The FDA’s official view going into the meeting was almost unequivocally positive as well. “I think we’ve made it clear that we agreed with the sponsor that they have demonstrated efficacy and that there are no particularly concerning new safety signals with this formulation. And really, we did not find any concerns related to the data integrity from the one study,” Dr. Bob Rappoport, director of the division of anesthesia and analgesia products, said. However, he added, “the single study done in Russia still raises questions. ... I think we feel that we’ve adequately addressed those questions to our level of comfort, but we want to hear from [the advisory committee].”

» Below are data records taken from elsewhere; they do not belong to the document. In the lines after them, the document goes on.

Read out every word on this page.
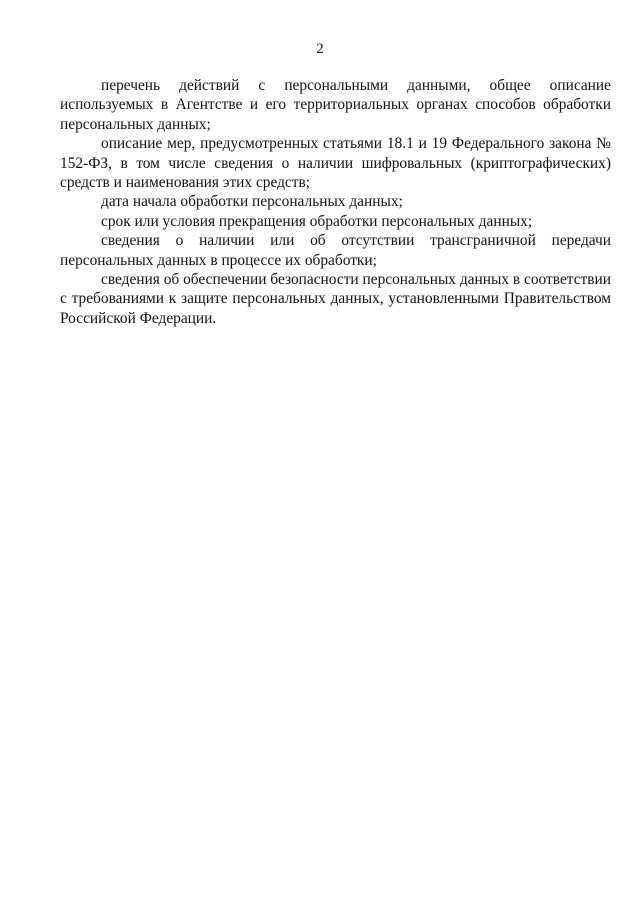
2

перечень действий с персональными данными, общее описание используемых в Агентстве и его территориальных органах способов обработки персональных данных;

описание мер, предусмотренных статьями 18.1 и 19 Федерального закона № 152-ФЗ, в том числе сведения о наличии шифровальных (криптографических) средств и наименования этих средств;

дата начала обработки персональных данных;

срок или условия прекращения обработки персональных данных;

сведения о наличии или об отсутствии трансграничной передачи персональных данных в процессе их обработки;

сведения об обеспечении безопасности персональных данных в соответствии с требованиями к защите персональных данных, установленными Правительством Российской Федерации.
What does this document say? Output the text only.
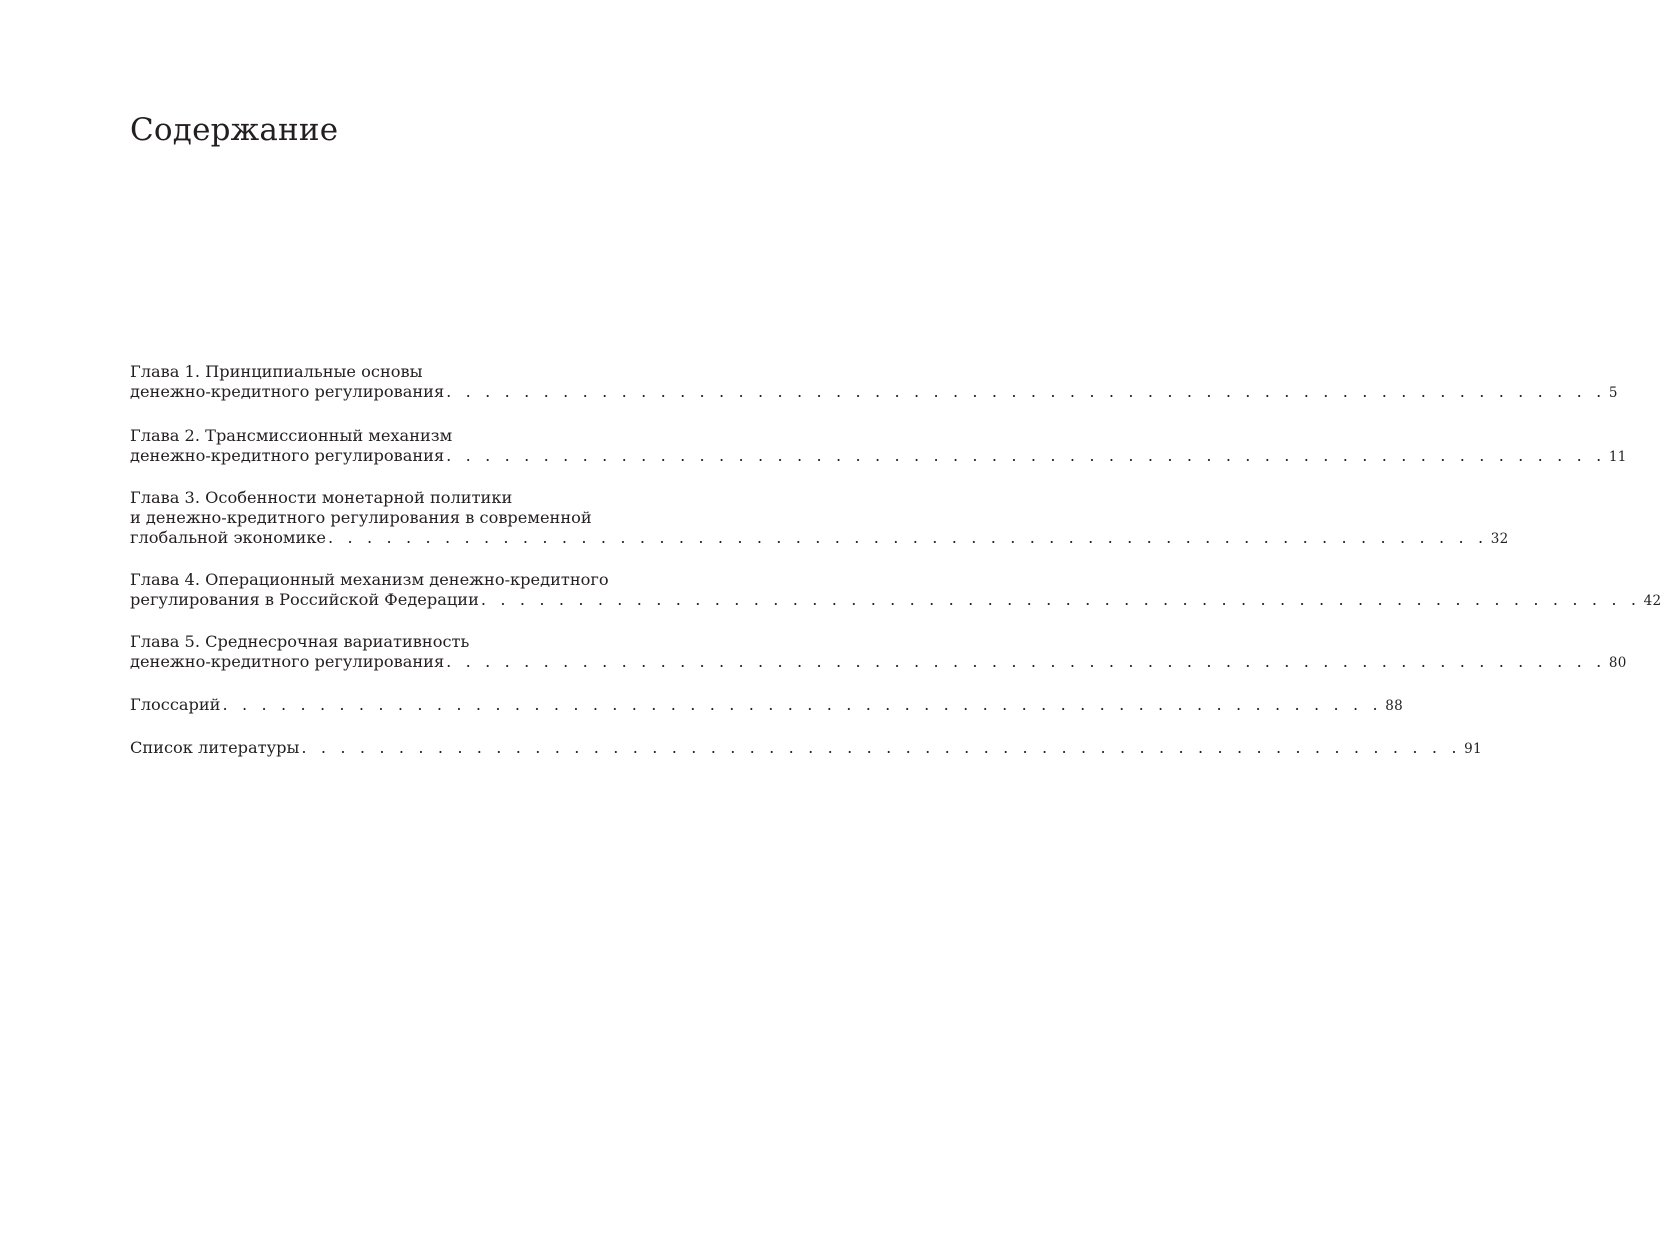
Содержание
Глава 1. Принципиальные основы
денежно-кредитного регулирования . . . . . . . . . . . . . . . . . . . . . . . . . . . . . . . . . . . . . . . . . . . . . . . . . . . . . . . . . . . . 5
Глава 2. Трансмиссионный механизм
денежно-кредитного регулирования . . . . . . . . . . . . . . . . . . . . . . . . . . . . . . . . . . . . . . . . . . . . . . . . . . . . . . . . . . . . 11
Глава 3. Особенности монетарной политики
и денежно-кредитного регулирования в современной
глобальной экономике . . . . . . . . . . . . . . . . . . . . . . . . . . . . . . . . . . . . . . . . . . . . . . . . . . . . . . . . . . . . 32
Глава 4. Операционный механизм денежно-кредитного
регулирования в Российской Федерации . . . . . . . . . . . . . . . . . . . . . . . . . . . . . . . . . . . . . . . . . . . . . . . . . . . . . . . . . . . . 42
Глава 5. Среднесрочная вариативность
денежно-кредитного регулирования . . . . . . . . . . . . . . . . . . . . . . . . . . . . . . . . . . . . . . . . . . . . . . . . . . . . . . . . . . . . 80
Глоссарий . . . . . . . . . . . . . . . . . . . . . . . . . . . . . . . . . . . . . . . . . . . . . . . . . . . . . . . . . . . . 88
Список литературы . . . . . . . . . . . . . . . . . . . . . . . . . . . . . . . . . . . . . . . . . . . . . . . . . . . . . . . . . . . . 91
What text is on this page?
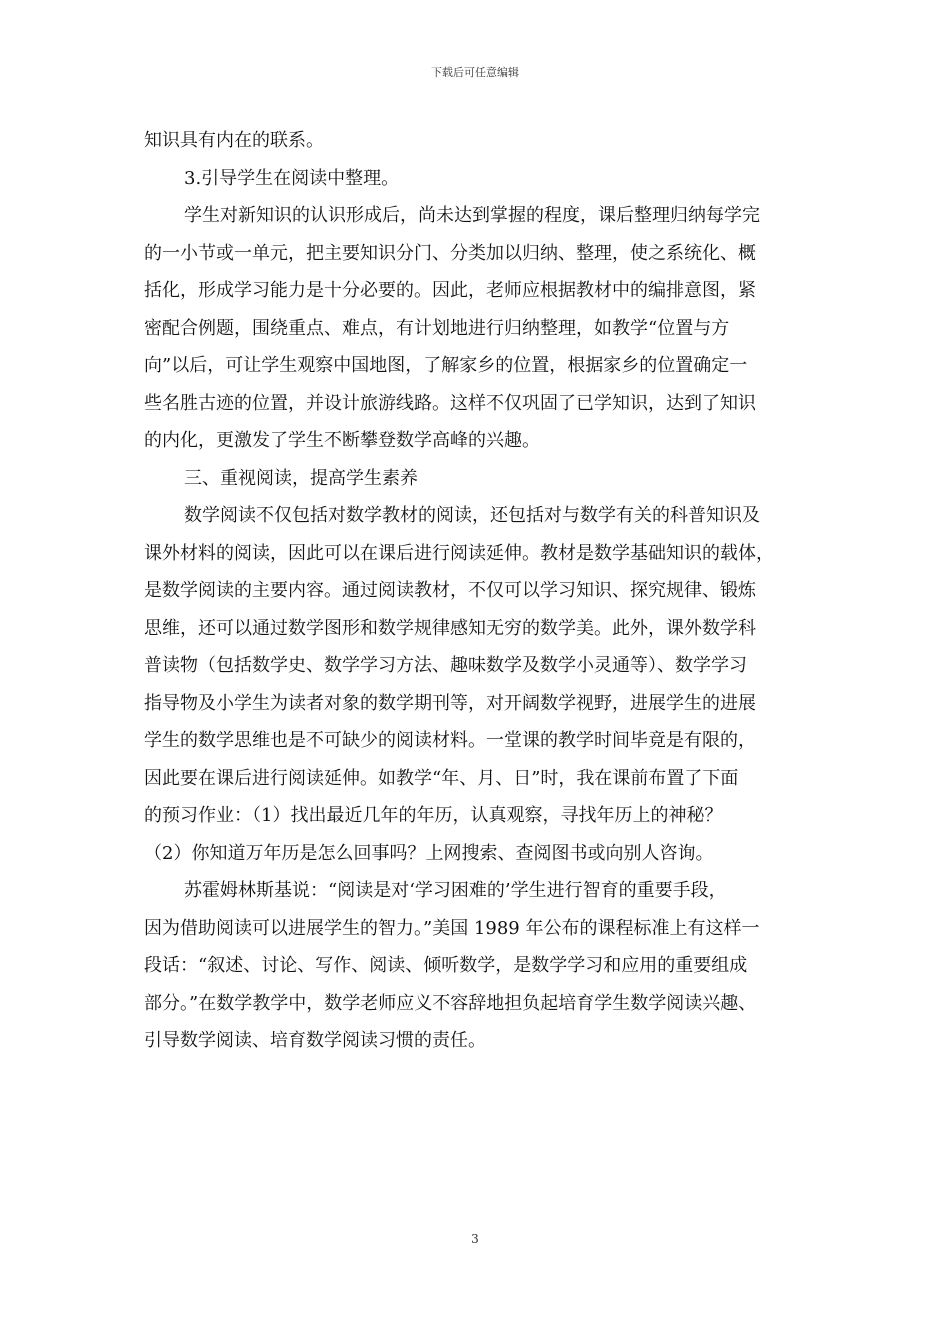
下载后可任意编辑
知识具有内在的联系。
3.引导学生在阅读中整理。
学生对新知识的认识形成后，尚未达到掌握的程度，课后整理归纳每学完
的一小节或一单元，把主要知识分门、分类加以归纳、整理，使之系统化、概
括化，形成学习能力是十分必要的。因此，老师应根据教材中的编排意图，紧
密配合例题，围绕重点、难点，有计划地进行归纳整理，如教学“位置与方
向”以后，可让学生观察中国地图，了解家乡的位置，根据家乡的位置确定一
些名胜古迹的位置，并设计旅游线路。这样不仅巩固了已学知识，达到了知识
的内化，更激发了学生不断攀登数学高峰的兴趣。
三、重视阅读，提高学生素养
数学阅读不仅包括对数学教材的阅读，还包括对与数学有关的科普知识及
课外材料的阅读，因此可以在课后进行阅读延伸。教材是数学基础知识的载体，
是数学阅读的主要内容。通过阅读教材，不仅可以学习知识、探究规律、锻炼
思维，还可以通过数学图形和数学规律感知无穷的数学美。此外，课外数学科
普读物（包括数学史、数学学习方法、趣味数学及数学小灵通等）、数学学习
指导物及小学生为读者对象的数学期刊等，对开阔数学视野，进展学生的进展
学生的数学思维也是不可缺少的阅读材料。一堂课的教学时间毕竟是有限的，
因此要在课后进行阅读延伸。如教学“年、月、日”时，我在课前布置了下面
的预习作业：（1）找出最近几年的年历，认真观察，寻找年历上的神秘？
（2）你知道万年历是怎么回事吗？上网搜索、查阅图书或向别人咨询。
苏霍姆林斯基说：“阅读是对‘学习困难的’学生进行智育的重要手段，
因为借助阅读可以进展学生的智力。”美国 1989 年公布的课程标准上有这样一
段话：“叙述、讨论、写作、阅读、倾听数学，是数学学习和应用的重要组成
部分。”在数学教学中，数学老师应义不容辞地担负起培育学生数学阅读兴趣、
引导数学阅读、培育数学阅读习惯的责任。
3
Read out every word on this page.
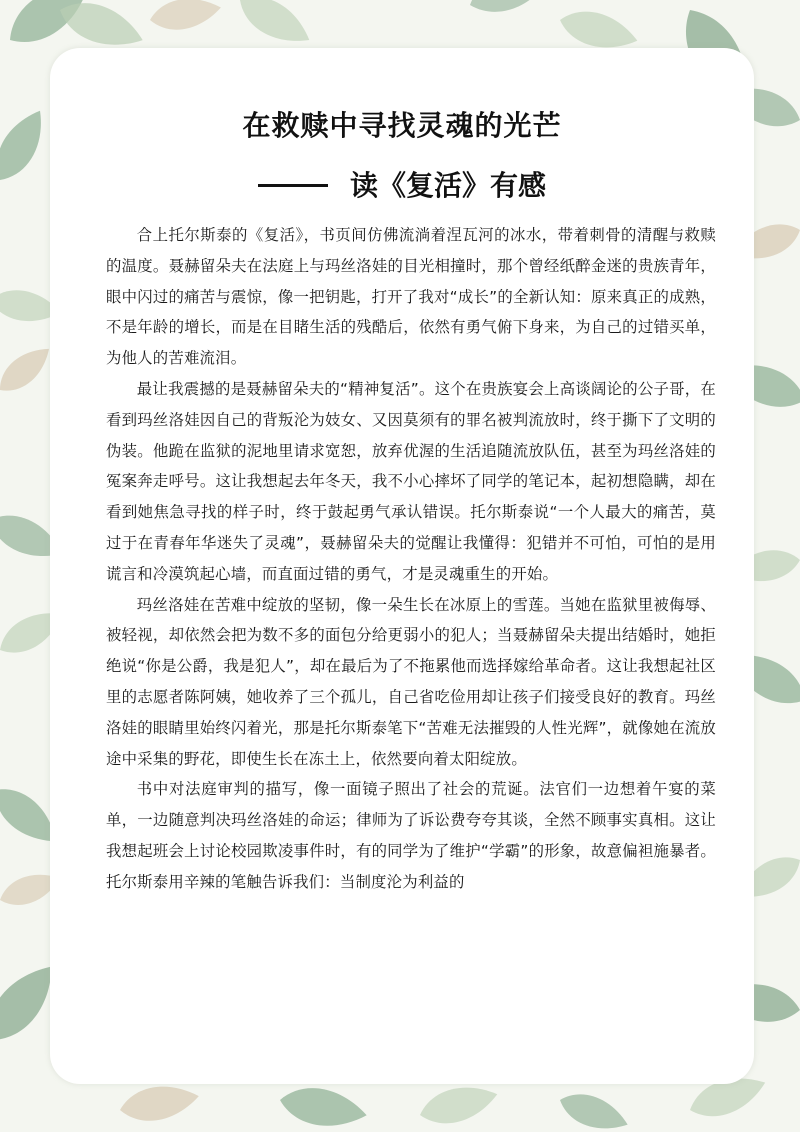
在救赎中寻找灵魂的光芒
读《复活》有感

合上托尔斯泰的《复活》，书页间仿佛流淌着涅瓦河的冰水，带着刺骨的清醒与救赎的温度。聂赫留朵夫在法庭上与玛丝洛娃的目光相撞时，那个曾经纸醉金迷的贵族青年，眼中闪过的痛苦与震惊，像一把钥匙，打开了我对“成长”的全新认知：原来真正的成熟，不是年龄的增长，而是在目睹生活的残酷后，依然有勇气俯下身来，为自己的过错买单，为他人的苦难流泪。

最让我震撼的是聂赫留朵夫的“精神复活”。这个在贵族宴会上高谈阔论的公子哥，在看到玛丝洛娃因自己的背叛沦为妓女、又因莫须有的罪名被判流放时，终于撕下了文明的伪装。他跪在监狱的泥地里请求宽恕，放弃优渥的生活追随流放队伍，甚至为玛丝洛娃的冤案奔走呼号。这让我想起去年冬天，我不小心摔坏了同学的笔记本，起初想隐瞒，却在看到她焦急寻找的样子时，终于鼓起勇气承认错误。托尔斯泰说“一个人最大的痛苦，莫过于在青春年华迷失了灵魂”，聂赫留朵夫的觉醒让我懂得：犯错并不可怕，可怕的是用谎言和冷漠筑起心墙，而直面过错的勇气，才是灵魂重生的开始。

玛丝洛娃在苦难中绽放的坚韧，像一朵生长在冰原上的雪莲。当她在监狱里被侮辱、被轻视，却依然会把为数不多的面包分给更弱小的犯人；当聂赫留朵夫提出结婚时，她拒绝说“你是公爵，我是犯人”，却在最后为了不拖累他而选择嫁给革命者。这让我想起社区里的志愿者陈阿姨，她收养了三个孤儿，自己省吃俭用却让孩子们接受良好的教育。玛丝洛娃的眼睛里始终闪着光，那是托尔斯泰笔下“苦难无法摧毁的人性光辉”，就像她在流放途中采集的野花，即使生长在冻土上，依然要向着太阳绽放。

书中对法庭审判的描写，像一面镜子照出了社会的荒诞。法官们一边想着午宴的菜单，一边随意判决玛丝洛娃的命运；律师为了诉讼费夸夸其谈，全然不顾事实真相。这让我想起班会上讨论校园欺凌事件时，有的同学为了维护“学霸”的形象，故意偏袒施暴者。托尔斯泰用辛辣的笔触告诉我们：当制度沦为利益的
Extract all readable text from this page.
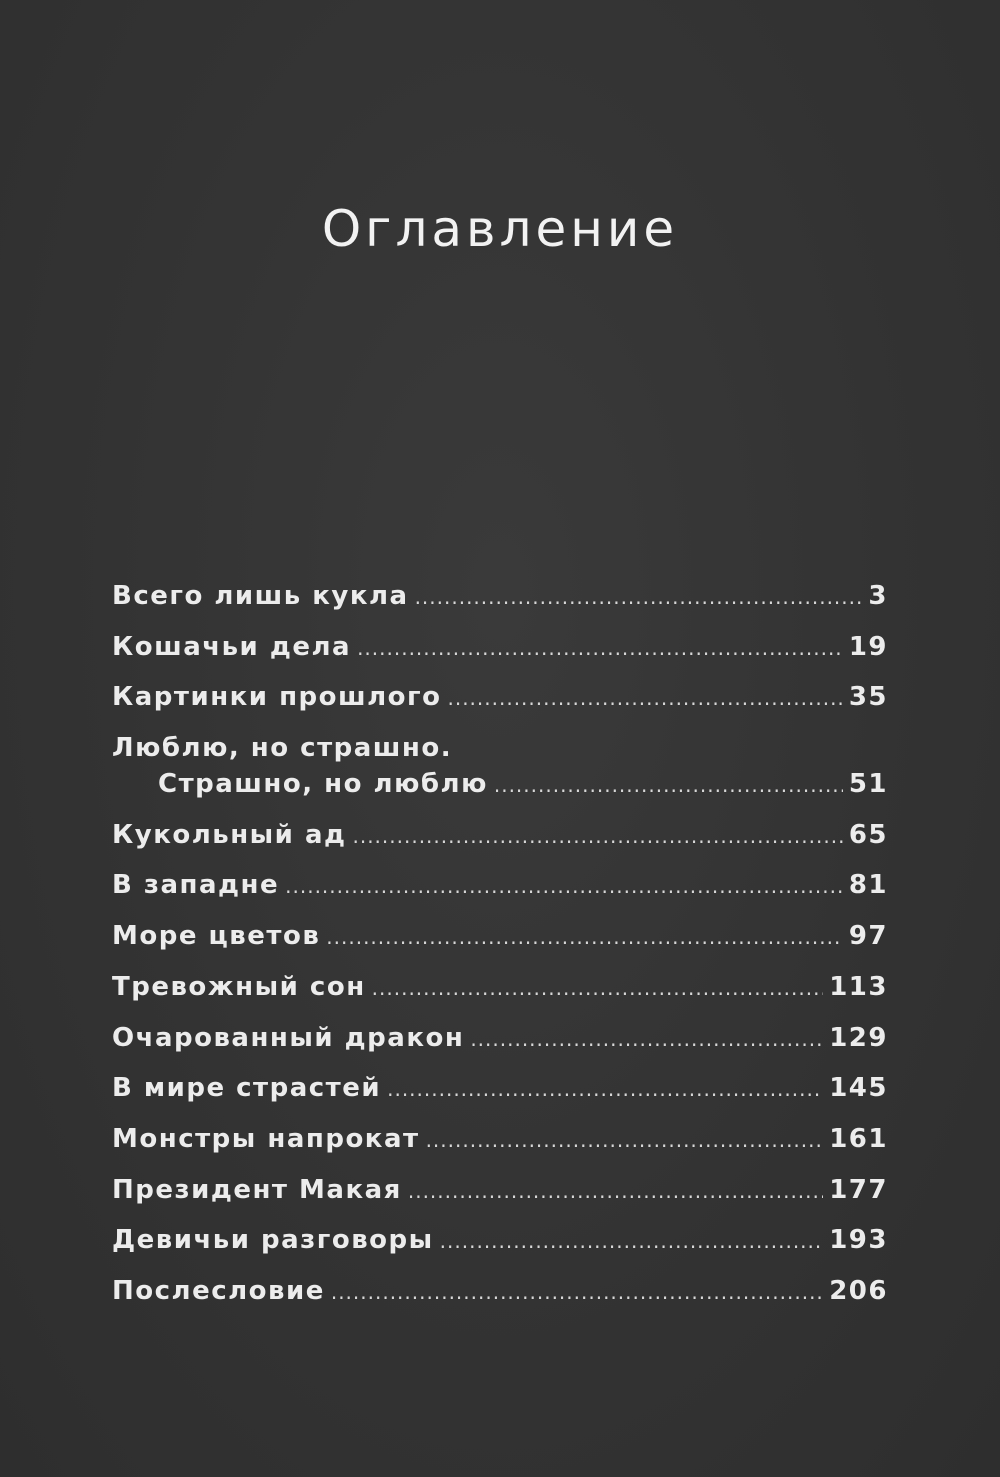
Оглавление
Всего лишь кукла .....	3
Кошачьи дела .....	19
Картинки прошлого .....	35
Люблю, но страшно.
Страшно, но люблю .....	51
Кукольный ад .....	65
В западне .....	81
Море цветов .....	97
Тревожный сон .....	113
Очарованный дракон .....	129
В мире страстей .....	145
Монстры напрокат .....	161
Президент Макая .....	177
Девичьи разговоры .....	193
Послесловие .....	206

This apparently refers to a concern raised in background materials released before the meeting that there was a lower rate of adverse events in the Russian study than in prior studies conducted in the United States, and there might be a “cultural norm” in Russia of underreporting adverse events.
However, this question was addressed in a presentation by Dr. Tejashri Purohit-Sheth, branch chief for Good Clinical Practice 2 at the FDA’s division of scientific investigations, who said that the agency found in its inspection of 4 of the 13 Russian sites that “adverse event and serious adverse event reporting [were] adequate,” and that there was “no evidence of underreporting.”
“The data is reliable in support of the application,” she said.
That didn’t mean the committee found Vivitrol to be completely free of all safety concerns, such as the risk that addicts taking the drug and finding their cravings suppressed will take more opioid to try to get high and end up overdosing. But the general sense of the committee seemed to be expressed by Dr. Michael Hwang of Robert Wood Johnson Medical School, who said, “All medications inherently carry some risks, and given the scope of the [addiction] problem here, I think it is safe.”